Russia murder suspects back on trial

Retrial of men suspected of killing investigative journalist Anna Politkovskaya in 2006 begins in Moscow.

    A second attempt to convict the suspected murderers of Russian investigative journalist Anna Politkovskaya has begun at a pre-trial hearing in Moscow.

    More than six years after Politkovskaya was shot in the lobby of her Moscow apartment building, Rustam Makhmudov, the suspected killer, two of his brothers and two other defendants, including his uncle, appeared in court on Monday, facing murder charges for the second time.

    Chechnyan Lom-Ali Gaitukayev is accused of organising the crime along with his three nephews. 

    Rustam Makhmudov, who was arrested after being on the run, is suspected of gunning down Politkovskaya, 48, in her apartment building on October 7, 2006.

    "God only knows what to expect of all this. I know they have done no wrong, I hope to see them home," said his father Ruslan Makhmudov.

    Rustam's brothers Dzhabrail and Ibragim Makhmudov, and Sergei Khadzhikurbanov, a former Moscow police officer have already been tried and acquitted over the affair.

    More investigations

    The supreme court then halted a retrial, sending the case back for more investigation.

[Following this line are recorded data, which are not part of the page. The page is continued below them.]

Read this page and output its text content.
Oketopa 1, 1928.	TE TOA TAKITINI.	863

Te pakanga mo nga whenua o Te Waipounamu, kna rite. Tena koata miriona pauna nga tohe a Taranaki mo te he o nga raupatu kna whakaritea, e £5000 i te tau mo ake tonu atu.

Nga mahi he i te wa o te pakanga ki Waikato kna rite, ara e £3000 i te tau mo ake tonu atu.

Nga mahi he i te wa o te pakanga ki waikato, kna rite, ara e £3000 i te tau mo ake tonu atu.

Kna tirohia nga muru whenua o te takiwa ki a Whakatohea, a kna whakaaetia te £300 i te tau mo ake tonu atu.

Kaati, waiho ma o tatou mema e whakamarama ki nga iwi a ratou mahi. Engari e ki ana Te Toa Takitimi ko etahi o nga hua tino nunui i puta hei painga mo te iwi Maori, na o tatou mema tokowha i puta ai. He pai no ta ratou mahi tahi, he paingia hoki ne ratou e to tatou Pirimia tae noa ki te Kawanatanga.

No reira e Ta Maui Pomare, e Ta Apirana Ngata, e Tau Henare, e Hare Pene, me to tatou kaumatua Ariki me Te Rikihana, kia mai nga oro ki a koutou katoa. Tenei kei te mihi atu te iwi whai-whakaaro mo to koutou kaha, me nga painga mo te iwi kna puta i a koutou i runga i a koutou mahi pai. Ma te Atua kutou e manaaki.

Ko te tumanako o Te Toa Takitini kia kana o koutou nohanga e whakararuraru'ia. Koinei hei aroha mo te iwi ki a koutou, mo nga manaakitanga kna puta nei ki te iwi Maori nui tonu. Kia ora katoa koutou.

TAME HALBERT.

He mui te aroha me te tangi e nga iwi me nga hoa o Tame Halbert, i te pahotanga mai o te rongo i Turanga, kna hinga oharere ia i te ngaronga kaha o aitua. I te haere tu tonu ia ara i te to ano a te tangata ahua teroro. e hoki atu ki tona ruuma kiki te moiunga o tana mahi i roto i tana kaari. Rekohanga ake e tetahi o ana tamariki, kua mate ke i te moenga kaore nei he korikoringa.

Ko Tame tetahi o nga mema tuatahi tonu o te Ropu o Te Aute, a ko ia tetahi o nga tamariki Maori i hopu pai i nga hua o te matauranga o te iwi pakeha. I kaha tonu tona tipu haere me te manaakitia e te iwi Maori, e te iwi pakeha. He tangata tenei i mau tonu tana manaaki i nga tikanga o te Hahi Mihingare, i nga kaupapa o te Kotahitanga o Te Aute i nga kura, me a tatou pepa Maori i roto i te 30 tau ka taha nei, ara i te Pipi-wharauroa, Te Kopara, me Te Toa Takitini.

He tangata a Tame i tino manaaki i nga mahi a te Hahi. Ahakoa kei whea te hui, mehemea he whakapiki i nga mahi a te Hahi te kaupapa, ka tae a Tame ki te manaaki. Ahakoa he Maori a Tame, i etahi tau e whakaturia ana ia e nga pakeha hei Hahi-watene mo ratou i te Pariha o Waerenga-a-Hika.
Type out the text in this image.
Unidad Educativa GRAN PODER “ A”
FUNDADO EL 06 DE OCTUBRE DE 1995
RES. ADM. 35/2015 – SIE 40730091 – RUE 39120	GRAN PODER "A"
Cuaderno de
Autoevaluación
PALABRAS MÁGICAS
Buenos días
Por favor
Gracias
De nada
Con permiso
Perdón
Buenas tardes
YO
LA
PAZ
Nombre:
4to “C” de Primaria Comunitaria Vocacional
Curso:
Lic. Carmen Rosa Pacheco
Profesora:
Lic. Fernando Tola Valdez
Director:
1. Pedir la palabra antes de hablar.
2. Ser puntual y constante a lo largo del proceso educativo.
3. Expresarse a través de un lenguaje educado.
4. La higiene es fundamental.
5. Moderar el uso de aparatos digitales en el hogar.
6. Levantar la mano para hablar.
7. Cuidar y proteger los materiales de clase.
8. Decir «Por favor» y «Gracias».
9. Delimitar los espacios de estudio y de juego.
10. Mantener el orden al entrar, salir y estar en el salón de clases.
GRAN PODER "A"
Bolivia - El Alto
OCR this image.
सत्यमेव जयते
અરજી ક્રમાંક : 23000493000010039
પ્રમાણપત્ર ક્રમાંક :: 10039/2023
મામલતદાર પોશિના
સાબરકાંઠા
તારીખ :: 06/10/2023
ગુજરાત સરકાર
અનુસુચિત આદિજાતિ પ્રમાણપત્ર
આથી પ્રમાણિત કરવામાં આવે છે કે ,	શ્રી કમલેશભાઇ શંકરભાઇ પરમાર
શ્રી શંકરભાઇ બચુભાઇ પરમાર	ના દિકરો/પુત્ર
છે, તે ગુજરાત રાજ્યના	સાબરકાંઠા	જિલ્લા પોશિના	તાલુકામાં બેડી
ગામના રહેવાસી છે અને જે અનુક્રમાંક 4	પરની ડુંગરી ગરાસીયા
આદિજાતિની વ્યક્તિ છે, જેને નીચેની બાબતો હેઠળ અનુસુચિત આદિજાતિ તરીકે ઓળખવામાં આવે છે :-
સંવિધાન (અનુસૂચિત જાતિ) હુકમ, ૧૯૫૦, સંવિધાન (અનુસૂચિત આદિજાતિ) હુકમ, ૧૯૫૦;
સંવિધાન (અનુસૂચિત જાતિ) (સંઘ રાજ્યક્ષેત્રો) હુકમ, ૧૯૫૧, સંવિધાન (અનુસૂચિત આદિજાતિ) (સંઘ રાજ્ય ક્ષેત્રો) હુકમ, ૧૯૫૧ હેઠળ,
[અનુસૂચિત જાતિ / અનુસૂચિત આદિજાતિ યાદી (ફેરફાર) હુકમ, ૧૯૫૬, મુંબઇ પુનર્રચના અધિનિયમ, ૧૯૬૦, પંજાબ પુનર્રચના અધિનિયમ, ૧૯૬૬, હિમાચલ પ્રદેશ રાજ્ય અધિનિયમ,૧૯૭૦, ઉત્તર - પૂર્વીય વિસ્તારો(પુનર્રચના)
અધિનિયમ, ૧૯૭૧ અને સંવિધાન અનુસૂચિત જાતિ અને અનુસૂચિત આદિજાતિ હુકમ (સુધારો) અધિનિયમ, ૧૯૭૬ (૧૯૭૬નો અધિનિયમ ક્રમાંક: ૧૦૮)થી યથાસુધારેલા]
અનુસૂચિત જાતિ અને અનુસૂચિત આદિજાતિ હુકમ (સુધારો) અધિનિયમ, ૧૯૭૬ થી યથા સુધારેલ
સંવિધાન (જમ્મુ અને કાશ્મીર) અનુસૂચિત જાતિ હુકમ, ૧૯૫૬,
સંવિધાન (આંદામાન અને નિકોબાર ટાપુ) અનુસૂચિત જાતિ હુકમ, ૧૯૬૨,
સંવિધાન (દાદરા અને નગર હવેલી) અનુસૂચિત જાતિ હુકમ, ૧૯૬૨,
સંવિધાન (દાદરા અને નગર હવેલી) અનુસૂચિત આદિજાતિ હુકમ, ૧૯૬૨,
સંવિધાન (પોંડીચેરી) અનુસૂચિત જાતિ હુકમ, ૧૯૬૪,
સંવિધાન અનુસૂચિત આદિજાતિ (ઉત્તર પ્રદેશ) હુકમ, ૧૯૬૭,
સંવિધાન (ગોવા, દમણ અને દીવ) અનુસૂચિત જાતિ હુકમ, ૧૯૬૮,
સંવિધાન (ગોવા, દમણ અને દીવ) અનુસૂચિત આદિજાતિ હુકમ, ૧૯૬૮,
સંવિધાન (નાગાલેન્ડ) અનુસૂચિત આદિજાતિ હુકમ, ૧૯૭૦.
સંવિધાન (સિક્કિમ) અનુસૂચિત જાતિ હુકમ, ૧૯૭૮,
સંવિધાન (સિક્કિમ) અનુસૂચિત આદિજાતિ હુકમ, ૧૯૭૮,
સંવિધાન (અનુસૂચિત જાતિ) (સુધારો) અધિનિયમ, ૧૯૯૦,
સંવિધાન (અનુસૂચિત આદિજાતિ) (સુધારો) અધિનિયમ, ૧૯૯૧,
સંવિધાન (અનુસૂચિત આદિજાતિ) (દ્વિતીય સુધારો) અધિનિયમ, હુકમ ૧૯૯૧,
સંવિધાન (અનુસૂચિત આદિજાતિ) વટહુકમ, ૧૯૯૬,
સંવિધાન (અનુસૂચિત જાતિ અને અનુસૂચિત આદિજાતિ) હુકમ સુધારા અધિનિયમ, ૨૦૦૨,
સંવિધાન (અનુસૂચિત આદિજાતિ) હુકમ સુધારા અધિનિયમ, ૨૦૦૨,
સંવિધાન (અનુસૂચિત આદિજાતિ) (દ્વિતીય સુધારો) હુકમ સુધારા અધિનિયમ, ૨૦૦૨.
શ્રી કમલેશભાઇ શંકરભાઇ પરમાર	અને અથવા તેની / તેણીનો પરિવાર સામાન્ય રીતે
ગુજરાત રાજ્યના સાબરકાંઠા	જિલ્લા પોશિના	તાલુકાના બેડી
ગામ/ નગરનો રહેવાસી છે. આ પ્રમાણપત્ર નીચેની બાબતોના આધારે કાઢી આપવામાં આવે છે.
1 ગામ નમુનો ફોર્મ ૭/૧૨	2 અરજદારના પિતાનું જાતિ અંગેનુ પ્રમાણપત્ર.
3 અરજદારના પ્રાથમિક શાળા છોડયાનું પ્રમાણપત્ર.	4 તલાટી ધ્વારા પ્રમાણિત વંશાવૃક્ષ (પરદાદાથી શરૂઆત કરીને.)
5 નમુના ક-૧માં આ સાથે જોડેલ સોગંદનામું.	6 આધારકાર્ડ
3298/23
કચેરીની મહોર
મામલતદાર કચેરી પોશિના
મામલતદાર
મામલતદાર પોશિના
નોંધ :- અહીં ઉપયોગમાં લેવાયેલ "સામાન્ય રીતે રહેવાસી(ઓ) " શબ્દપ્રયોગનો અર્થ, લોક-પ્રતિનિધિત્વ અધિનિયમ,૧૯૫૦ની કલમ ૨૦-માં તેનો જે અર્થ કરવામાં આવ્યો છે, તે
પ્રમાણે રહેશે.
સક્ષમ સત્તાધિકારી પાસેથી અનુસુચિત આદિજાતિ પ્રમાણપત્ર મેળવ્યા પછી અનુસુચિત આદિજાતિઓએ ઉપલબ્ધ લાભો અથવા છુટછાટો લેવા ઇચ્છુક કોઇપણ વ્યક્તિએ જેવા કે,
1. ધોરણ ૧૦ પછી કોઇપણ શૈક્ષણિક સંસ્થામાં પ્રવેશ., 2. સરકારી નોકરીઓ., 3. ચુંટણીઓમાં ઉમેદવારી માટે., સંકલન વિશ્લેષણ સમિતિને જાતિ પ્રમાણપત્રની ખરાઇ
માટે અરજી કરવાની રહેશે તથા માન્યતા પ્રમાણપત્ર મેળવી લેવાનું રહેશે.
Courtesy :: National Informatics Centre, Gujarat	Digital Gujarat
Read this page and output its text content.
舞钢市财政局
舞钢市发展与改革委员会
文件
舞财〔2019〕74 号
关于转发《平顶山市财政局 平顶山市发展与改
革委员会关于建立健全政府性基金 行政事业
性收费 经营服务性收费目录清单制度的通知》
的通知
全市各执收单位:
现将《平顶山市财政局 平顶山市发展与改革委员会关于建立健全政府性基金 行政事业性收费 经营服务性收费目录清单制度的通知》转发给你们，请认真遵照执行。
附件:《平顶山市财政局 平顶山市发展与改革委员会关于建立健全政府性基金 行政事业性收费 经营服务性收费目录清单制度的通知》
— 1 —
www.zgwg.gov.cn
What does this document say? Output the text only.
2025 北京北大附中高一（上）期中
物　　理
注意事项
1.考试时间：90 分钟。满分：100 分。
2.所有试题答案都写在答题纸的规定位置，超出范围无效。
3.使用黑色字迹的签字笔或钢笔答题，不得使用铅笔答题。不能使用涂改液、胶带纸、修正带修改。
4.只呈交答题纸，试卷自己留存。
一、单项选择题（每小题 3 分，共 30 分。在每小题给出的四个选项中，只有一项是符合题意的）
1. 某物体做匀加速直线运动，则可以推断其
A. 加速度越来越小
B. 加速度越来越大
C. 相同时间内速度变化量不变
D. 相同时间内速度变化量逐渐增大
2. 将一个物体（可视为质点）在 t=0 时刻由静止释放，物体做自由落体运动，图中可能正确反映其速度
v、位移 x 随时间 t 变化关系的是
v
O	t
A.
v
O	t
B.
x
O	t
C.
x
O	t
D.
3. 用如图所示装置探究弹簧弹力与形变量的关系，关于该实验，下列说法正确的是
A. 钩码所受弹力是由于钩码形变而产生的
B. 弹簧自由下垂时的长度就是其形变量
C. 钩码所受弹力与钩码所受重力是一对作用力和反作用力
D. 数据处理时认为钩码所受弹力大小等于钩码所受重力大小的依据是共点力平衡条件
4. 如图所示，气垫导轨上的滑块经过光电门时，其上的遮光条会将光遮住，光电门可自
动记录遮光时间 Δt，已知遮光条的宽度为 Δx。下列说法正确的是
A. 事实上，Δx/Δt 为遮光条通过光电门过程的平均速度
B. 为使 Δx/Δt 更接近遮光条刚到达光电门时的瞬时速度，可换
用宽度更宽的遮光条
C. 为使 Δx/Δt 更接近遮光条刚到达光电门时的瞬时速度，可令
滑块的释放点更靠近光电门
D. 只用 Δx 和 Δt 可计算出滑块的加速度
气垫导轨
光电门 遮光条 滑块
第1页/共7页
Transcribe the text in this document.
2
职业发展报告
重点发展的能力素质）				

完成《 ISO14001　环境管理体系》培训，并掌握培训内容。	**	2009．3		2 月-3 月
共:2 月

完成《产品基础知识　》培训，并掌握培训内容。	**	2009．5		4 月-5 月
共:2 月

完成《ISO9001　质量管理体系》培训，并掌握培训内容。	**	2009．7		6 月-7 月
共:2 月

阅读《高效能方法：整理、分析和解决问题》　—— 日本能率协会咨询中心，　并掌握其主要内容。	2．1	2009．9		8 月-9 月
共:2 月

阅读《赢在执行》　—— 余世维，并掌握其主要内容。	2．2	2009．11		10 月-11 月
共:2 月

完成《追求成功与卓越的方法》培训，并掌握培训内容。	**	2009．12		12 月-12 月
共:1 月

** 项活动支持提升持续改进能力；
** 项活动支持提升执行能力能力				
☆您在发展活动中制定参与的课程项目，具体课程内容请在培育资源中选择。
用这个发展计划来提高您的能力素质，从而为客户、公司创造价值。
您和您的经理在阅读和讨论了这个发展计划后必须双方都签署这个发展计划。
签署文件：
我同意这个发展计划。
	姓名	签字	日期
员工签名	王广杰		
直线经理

    Another former police officer, Dmitry Pavlyuchenkov, concluded a plea bargain with prosecutors and confessed his guilt in tracking Politkovskaya and providing the murder weapon.

    He was sentenced to 11 years in prison last December but did not say who had ordered the killing.

    The Monday hearing to discuss the procedures of the trial was held behind closed doors at Moscow City Court.

    Politkovskaya made enemies throughout her career by reporting on Russian corruption and rights abuses in Chechnya. 

    She also directly criticised Russian President Vladimir Putin, who sent troops in to Chechnya in 1999, and her death came to symbolise attempts to stifle dissent under his rule.

    Putin condemned her death after being branded a "murderer" in 2006 by protesters.

    "In my opinion murdering such a person certainly does much greater damage from the authorities’ point of view, authorities that she strongly criticised, than her publications ever did," he said.

    Anna Stavitskaya, a lawyer representing Politkovskaya's family, expressed doubt that the key issue of who ordered the murder would be resolved.

    "The case will be solved in full when the person who ordered it is found, when his name is established, when he is charged and his guilt is established by court," she said.

    "There is no chance the name will be voiced in this trial."

    The pre-trial hearing was adjourned until Tuesday, after defence lawyers said they had found faults in the prosecutors' case.

    They also said they wanted a trial to be held before a jury, something Politkovskaya's family supports.